Chiude il “Circolo ragazzi ’48”, memoria storica del ghetto di Roma

ROMA. – Il primo marzo chiuderà “il Circolo dei ragazzi del ’48” nel cuore del ghetto di Roma e sua memoria storica. Intitolato a Raimondo di Neris, detto Zì Raimondo, sopravvissuto alla shoah e principale artefice della protesta contro Eric Priebke, il circolo è nato nel 2002 ed è un “Moadon”, ovvero un centro culturale, dove si discute di politica, dei problemi della Comunità ebraica e si tiene viva la memoria del ghetto. In via Reginella venerdì sera, come tutti i venerdì si mangia e si beve insieme e si discute. Erano in tanti, seduti dentro e in piedi fuori e rigorosamente con la porta aperta.

“Abbiamo avuto l’onore di ospitare – spiega il presidente Angelo Sermoneta, più noto tra gli ebrei romani come ‘Baffone’ il presidente Ciampi, gli ambasciatori di Israele, Spielberg e Woody Allen. Ma tutti gli ebrei del mondo quando vengono a Roma ci vengono a trovare. Siamo un punto di riferimento praticamente il cuore del dibattito del ghetto”.
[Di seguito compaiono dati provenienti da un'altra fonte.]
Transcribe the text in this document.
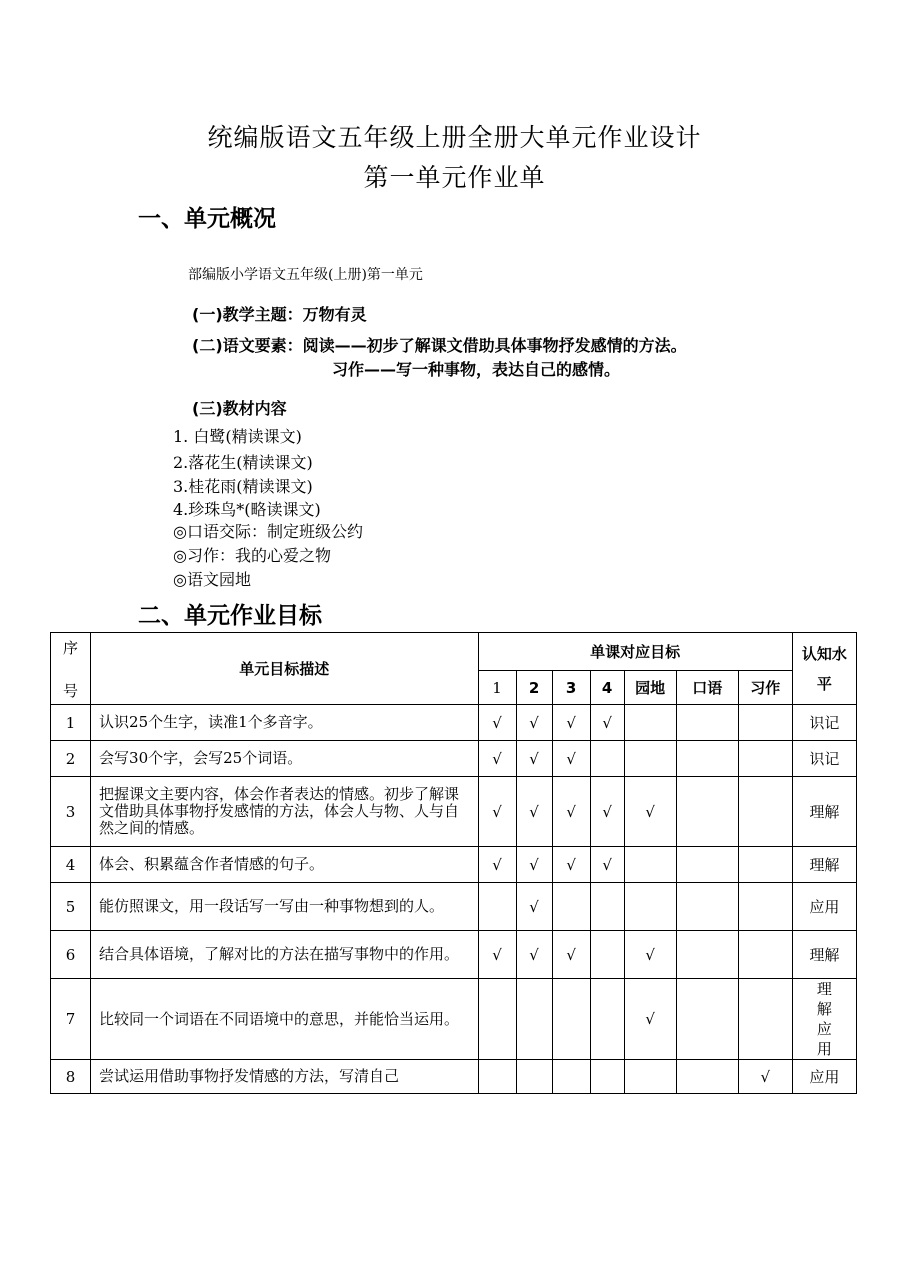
统编版语文五年级上册全册大单元作业设计
第一单元作业单
一、单元概况
部编版小学语文五年级(上册)第一单元
(一)教学主题：万物有灵
(二)语文要素：阅读——初步了解课文借助具体事物抒发感情的方法。
习作——写一种事物，表达自己的感情。
(三)教材内容
1. 白鹭(精读课文)
2.落花生(精读课文)
3.桂花雨(精读课文)
4.珍珠鸟*(略读课文)
◎口语交际：制定班级公约
◎习作：我的心爱之物
◎语文园地
二、单元作业目标
序
号	单元目标描述	单课对应目标							认知水平
		1	2	3	4	园地	口语	习作	
1	认识25个生字，读准1个多音字。	√	√	√	√				识记
2	会写30个字，会写25个词语。	√	√	√					识记
3	把握课文主要内容，体会作者表达的情感。初步了解课文借助具体事物抒发感情的方法，体会人与物、人与自然之间的情感。	√	√	√	√	√			理解
4	体会、积累蕴含作者情感的句子。	√	√	√	√				理解
5	能仿照课文，用一段话写一写由一种事物想到的人。		√						应用
6	结合具体语境，了解对比的方法在描写事物中的作用。	√	√	√		√			理解
7	比较同一个词语在不同语境中的意思，并能恰当运用。					√			理解应用
8	尝试运用借助事物抒发情感的方法，写清自己							√	应用
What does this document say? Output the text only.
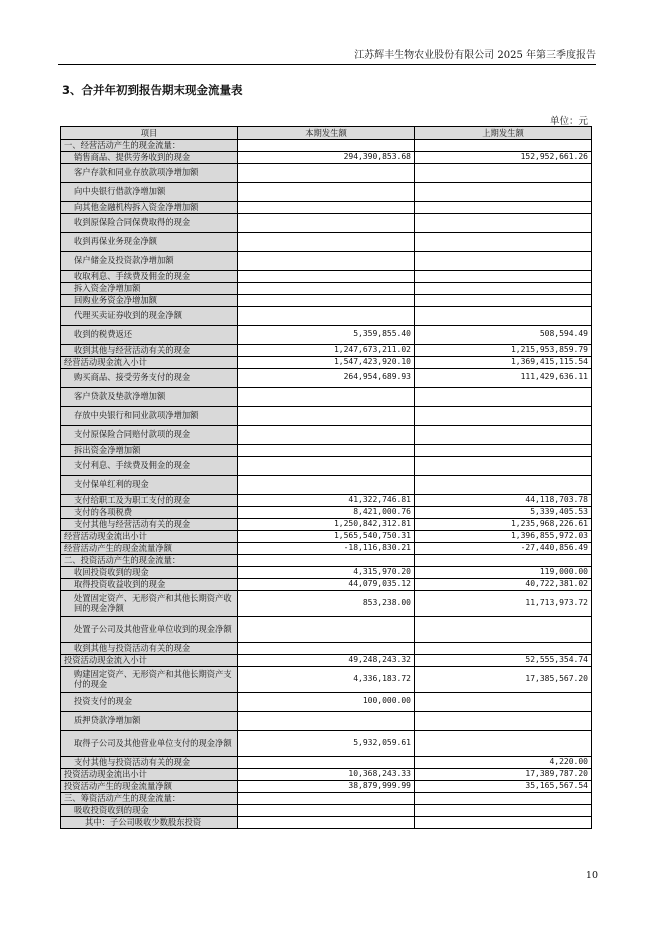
江苏辉丰生物农业股份有限公司 2025 年第三季度报告
3、合并年初到报告期末现金流量表
单位：元
项目	本期发生额	上期发生额
一、经营活动产生的现金流量：		
销售商品、提供劳务收到的现金	294,390,853.68	152,952,661.26
客户存款和同业存放款项净增加额		
向中央银行借款净增加额		
向其他金融机构拆入资金净增加额		
收到原保险合同保费取得的现金		
收到再保业务现金净额		
保户储金及投资款净增加额		
收取利息、手续费及佣金的现金		
拆入资金净增加额		
回购业务资金净增加额		
代理买卖证券收到的现金净额		
收到的税费返还	5,359,855.40	508,594.49
收到其他与经营活动有关的现金	1,247,673,211.02	1,215,953,859.79
经营活动现金流入小计	1,547,423,920.10	1,369,415,115.54
购买商品、接受劳务支付的现金	264,954,689.93	111,429,636.11
客户贷款及垫款净增加额		
存放中央银行和同业款项净增加额		
支付原保险合同赔付款项的现金		
拆出资金净增加额		
支付利息、手续费及佣金的现金		
支付保单红利的现金		
支付给职工及为职工支付的现金	41,322,746.81	44,118,703.78
支付的各项税费	8,421,000.76	5,339,405.53
支付其他与经营活动有关的现金	1,250,842,312.81	1,235,968,226.61
经营活动现金流出小计	1,565,540,750.31	1,396,855,972.03
经营活动产生的现金流量净额	-18,116,830.21	-27,440,856.49
二、投资活动产生的现金流量：		
收回投资收到的现金	4,315,970.20	119,000.00
取得投资收益收到的现金	44,079,035.12	40,722,381.02
处置固定资产、无形资产和其他长期资产收回的现金净额	853,238.00	11,713,973.72
处置子公司及其他营业单位收到的现金净额		
收到其他与投资活动有关的现金		
投资活动现金流入小计	49,248,243.32	52,555,354.74
购建固定资产、无形资产和其他长期资产支付的现金	4,336,183.72	17,385,567.20
投资支付的现金	100,000.00	
质押贷款净增加额		
取得子公司及其他营业单位支付的现金净额	5,932,059.61	
支付其他与投资活动有关的现金		4,220.00
投资活动现金流出小计	10,368,243.33	17,389,787.20
投资活动产生的现金流量净额	38,879,999.99	35,165,567.54
三、筹资活动产生的现金流量：		
吸收投资收到的现金		
其中：子公司吸收少数股东投资		
10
Ma forse per i vertici della Comunità ebraica non è più così. “Prima c’era un contributo della Comunità ebraica – dice ancora Sermoneta – ma con la crisi c’è stato tolto e non riusciamo più a pagare mille euro di affitto al mese. Siamo andati avanti con delle collette ma ora non è più possibile e a fine febbraio dovremo chiudere”.

Sui libri di storia argentini raccolti nella Biblioteca nazionale del Paese latinoamericano – spiega un magistrato argentino che 15 anni fa fu accolto dai ragazzi del ’48 – “ci sono le foto esterne del circolo e i suoi cimeli”.

Tra i tanti anche quelli realizzati con il filo spinato strappato trent’anni fa nel campo nazista di Auschwitz. Ma ci sono anche quadri di artisti importanti. “Per protesta – dice Sermoneta – non regalerò niente alla Comunità ebraica ma butterò tutti i ricordi nei sacchi dell’ immondizia”.

I “Ragazzi del circolo” stanno anche pensando di staccare le pietre collocate nella strada, fotografate dai tanti visitatori. C’è la pietra che raffigura la deportazione del 16 ottobre e quella con il candelabro a otto bracci.

“Siamo gli unici che all’interno del ghetto, davanti al bar Toto – dice ‘Baffone’ – accendono il candelabro negli otto giorni dell’hanukkah, siamo l’unica luce rimasta del ghetto e sta per spegnersi”.

Speriamo tanto, dicono con rammarico in molti, che al posto del circolo non sorga l’ennesima paninoteca.